Grim view of human nature … is mistaken, a persistent and counterproductive myth. … the evidence for mass selfishness is extremely thin. … The surprising truth is that people tend to be­have decently in a crisis. To the British, the all-too-familiar example is the cheerful demeanour of Londoners during the Blitz. … New Orleans after Hurricane Katrina … rumours ran wild about the murder and rape of children inside the Louisiana Superdome; but when the national guard showed up, … met instead by a nurse asking for medical supplies. (more)

Friday I asked the author of a pandemic novel what he thought went most wrong in his fictional world. He said selfishness: blaming others, and not sacrificing enough to protect others from infection. He also said he was surprised to see people acting less selfishly than he predicted in our real pandemic.

As the above quote indicates, that’s a common mistake. In this pandemic I estimate that the bigger problem is people pushing for too much “helping”, rather than too little. That’s a common problem in health and medicine, and this poll says 2-1 that it is the more common problem:

Of course my Twitter followers are probably unusual by this metric; I’d bet most think selfishness is the bigger problem. One reason is that it can look suspiciously selfish to say there’s too much do-gooding, as if you were trying to excuse your selfish behavior. Another reason is that the theory of selfishness is simpler. In economics, for example, we teach many quite simple game theory models of temptations to selfishness. In contrast, it seems harder to explain the core theory of why there might be too much do-gooding.

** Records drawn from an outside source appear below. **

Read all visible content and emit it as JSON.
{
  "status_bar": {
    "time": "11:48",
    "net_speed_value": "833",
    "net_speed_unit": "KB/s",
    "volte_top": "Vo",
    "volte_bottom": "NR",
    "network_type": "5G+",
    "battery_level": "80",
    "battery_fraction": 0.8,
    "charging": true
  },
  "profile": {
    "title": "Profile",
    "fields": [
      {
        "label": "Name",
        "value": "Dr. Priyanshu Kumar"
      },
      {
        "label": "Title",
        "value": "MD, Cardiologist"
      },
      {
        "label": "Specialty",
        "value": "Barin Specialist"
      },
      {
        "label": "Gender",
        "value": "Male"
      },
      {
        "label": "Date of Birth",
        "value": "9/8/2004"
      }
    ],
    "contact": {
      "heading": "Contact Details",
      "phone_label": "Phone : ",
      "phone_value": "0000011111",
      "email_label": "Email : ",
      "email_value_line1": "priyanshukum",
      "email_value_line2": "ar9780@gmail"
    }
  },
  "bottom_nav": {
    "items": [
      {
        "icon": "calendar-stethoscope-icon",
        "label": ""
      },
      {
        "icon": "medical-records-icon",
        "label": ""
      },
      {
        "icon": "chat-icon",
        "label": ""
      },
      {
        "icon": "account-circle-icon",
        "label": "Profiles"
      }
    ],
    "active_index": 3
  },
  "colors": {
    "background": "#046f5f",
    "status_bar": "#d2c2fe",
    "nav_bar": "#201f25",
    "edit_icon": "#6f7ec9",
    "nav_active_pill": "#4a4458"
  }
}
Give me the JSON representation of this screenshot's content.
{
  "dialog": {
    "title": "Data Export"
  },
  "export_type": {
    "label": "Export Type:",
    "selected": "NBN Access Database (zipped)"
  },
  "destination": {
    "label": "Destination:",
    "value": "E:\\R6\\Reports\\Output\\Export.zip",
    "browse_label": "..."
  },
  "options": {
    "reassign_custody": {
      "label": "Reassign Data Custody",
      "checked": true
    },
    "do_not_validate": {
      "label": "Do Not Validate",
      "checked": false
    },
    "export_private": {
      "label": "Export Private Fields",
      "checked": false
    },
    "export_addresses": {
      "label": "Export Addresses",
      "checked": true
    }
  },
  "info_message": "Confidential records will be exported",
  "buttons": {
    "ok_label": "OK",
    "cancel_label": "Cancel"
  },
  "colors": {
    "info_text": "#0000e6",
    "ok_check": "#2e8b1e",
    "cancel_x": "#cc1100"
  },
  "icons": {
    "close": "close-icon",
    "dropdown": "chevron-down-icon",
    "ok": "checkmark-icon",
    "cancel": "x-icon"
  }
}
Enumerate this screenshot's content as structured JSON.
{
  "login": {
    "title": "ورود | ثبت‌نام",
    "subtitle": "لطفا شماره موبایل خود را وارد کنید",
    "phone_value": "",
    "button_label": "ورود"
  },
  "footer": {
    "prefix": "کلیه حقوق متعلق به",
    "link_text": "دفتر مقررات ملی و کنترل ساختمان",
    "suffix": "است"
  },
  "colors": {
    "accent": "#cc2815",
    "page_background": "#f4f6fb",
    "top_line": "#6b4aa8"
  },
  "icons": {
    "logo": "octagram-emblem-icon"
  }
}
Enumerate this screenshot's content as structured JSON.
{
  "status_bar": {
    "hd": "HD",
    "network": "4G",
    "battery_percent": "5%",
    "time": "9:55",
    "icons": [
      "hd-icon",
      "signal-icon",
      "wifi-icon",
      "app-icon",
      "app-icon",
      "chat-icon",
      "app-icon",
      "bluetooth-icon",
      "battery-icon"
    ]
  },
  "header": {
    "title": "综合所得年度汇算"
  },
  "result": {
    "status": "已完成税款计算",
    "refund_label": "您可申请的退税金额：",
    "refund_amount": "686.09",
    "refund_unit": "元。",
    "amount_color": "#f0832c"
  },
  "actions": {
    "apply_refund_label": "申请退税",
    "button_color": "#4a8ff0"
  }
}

This seems to suggest a good and feasible project: generate or identify some good simple game theory models that predict too much do-gooding. Not just personal signaling acts that do too much, but acts that push collective norms and decisions toward too much do-gooding. I’d be happy to help with such a project. Of course it would make only a small contribution to the problem, but still I’d guess one worth the trouble.